63 Speedrunning 4 mistakes you make when your alignment strategy is based on formal proof

16th Feb 2023

3 min read

63

Lots of people think formal (i.e. computer verified) proofs are a part of viable alignment strategies. This trick never works. If you think it might work, I can save your time in four different ways.

I previously wrote on this, but people are still making these mistakes and this version is clearer and shorter. Recall the deep wisdom that nobody wants to read your shit.

Epistemic status: four years deep into proof assistants. Once a customer paid me a lot of money to let formal verification rip. I tried and failed to solve alignment 4 or 5 times since 2021, each attempt lasting at least a couple months.
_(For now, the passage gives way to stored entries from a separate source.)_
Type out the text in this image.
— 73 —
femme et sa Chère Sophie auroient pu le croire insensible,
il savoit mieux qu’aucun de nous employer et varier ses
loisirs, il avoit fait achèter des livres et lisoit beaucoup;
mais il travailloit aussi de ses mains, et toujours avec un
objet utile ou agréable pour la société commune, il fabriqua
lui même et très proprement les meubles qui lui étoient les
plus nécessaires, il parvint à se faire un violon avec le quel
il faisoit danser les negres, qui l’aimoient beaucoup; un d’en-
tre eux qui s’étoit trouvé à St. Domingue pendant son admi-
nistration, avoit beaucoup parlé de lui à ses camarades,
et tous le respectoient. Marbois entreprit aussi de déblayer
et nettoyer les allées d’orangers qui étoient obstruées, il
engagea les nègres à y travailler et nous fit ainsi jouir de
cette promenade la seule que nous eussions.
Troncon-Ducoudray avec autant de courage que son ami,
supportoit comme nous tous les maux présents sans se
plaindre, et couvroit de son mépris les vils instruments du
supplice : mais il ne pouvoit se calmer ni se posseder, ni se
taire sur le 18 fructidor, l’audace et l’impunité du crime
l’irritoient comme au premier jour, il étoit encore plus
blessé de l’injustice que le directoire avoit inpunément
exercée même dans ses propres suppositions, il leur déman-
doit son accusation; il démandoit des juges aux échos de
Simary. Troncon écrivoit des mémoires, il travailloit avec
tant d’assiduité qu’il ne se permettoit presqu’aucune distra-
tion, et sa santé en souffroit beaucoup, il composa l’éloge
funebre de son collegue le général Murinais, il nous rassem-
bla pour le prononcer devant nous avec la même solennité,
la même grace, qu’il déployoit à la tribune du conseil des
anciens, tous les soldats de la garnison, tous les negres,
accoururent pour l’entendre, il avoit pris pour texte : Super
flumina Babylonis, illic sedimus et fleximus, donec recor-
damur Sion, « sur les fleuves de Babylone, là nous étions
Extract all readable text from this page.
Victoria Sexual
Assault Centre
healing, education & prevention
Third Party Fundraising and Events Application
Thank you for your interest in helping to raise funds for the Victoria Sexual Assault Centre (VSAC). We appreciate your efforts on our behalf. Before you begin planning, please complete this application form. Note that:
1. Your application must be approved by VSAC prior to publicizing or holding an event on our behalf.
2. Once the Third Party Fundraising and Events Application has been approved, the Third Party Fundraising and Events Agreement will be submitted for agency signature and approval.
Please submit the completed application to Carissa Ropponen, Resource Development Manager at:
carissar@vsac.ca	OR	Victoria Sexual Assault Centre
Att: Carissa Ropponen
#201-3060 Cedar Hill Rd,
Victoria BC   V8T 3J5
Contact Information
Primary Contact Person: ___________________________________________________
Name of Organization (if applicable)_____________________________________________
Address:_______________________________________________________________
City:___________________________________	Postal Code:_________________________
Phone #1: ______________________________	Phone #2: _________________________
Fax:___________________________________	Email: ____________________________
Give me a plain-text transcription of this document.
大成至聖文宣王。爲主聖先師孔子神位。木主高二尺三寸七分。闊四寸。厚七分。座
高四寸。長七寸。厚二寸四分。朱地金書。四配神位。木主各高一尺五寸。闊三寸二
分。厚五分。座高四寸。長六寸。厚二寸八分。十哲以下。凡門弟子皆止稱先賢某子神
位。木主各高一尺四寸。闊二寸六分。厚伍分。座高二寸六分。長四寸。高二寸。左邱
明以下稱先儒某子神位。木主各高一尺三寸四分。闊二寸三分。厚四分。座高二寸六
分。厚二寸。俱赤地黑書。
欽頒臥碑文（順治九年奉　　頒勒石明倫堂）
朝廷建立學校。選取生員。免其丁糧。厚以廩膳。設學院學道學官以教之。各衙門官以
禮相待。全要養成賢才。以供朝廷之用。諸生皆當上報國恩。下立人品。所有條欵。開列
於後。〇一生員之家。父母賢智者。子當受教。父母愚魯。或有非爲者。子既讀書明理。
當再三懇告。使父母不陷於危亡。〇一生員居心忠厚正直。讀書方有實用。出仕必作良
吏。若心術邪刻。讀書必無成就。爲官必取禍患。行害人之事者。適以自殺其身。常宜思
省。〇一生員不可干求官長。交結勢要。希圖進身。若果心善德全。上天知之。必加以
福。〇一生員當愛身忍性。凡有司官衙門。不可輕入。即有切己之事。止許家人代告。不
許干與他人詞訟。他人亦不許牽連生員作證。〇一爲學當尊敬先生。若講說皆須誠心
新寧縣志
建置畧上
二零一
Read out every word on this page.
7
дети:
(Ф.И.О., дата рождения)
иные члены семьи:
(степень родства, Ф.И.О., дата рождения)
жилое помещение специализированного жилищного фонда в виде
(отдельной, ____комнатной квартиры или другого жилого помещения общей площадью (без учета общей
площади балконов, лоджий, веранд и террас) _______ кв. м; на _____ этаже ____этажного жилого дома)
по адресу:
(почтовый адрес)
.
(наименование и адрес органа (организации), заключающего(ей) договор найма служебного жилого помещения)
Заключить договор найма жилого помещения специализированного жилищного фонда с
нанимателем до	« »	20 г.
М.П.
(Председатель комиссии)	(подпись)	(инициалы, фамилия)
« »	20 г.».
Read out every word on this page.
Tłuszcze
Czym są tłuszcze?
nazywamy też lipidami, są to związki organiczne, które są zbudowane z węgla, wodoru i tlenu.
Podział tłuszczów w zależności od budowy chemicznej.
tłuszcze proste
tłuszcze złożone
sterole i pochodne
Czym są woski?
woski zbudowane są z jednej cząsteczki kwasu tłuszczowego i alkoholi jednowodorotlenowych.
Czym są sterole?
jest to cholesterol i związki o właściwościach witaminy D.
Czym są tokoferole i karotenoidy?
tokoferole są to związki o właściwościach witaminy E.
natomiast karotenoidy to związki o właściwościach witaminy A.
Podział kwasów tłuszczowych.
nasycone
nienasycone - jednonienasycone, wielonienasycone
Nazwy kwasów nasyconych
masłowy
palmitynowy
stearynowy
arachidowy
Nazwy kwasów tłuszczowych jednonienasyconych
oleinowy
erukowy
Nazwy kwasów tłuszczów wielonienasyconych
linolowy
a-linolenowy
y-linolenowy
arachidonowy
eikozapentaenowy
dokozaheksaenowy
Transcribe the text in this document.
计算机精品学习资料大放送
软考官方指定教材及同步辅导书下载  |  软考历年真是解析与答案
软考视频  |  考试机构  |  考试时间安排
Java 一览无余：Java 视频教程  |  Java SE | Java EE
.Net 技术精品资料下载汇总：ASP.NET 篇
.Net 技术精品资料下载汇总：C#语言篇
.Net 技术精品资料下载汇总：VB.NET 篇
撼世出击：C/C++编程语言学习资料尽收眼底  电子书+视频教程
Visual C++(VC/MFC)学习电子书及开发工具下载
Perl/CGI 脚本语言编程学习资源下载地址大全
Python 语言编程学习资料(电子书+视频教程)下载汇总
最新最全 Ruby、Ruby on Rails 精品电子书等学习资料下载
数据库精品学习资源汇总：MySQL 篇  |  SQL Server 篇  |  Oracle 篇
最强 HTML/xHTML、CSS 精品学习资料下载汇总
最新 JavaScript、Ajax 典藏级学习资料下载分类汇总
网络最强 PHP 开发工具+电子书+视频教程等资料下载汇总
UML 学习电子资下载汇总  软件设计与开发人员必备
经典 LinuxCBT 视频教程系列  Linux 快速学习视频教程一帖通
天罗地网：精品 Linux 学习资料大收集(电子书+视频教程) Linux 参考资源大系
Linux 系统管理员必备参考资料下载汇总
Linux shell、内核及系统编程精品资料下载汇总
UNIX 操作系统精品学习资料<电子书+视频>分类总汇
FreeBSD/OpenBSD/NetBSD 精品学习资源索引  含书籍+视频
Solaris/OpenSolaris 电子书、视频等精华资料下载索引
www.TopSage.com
Formal verification is a software strategy based on knowing a specification (spec) a priori, then showing that your implementation is perfect (correct). The evergreen comment is: why not just capture important alignment properties in these “specs” and endeavor to implement the system “correctly”. It made me optimistic, and if you’re not careful, it’ll make you optimistic.

Mistake 1: The gap between the world and the spec hurts you more than the gap between the spec and the implementation

Formal verification lures you into a false sense of security. Your spec is the map, not the territory. It is not valuable to implement software to the map correctly. Reminiscent of bog standard hardware security wisdom.

Mistake 2: Proofs are Bayesian evidence

A proof you don’t understand does not obligate you to believe anything; it is Bayesian evidence like anything else. If an alien sends a 1GB Coq file Riemann.v, running it on your computer does not obligate you to believe that the Riemann hypothesis is true. If you're ever in that situation, do not let anyone tell you that Coq is so awesome that you don't roll to disbelieve. 1GB of plaintext is too much, you'll get exhausted before you understand anything. Do not ask the LLM to summarize the proof.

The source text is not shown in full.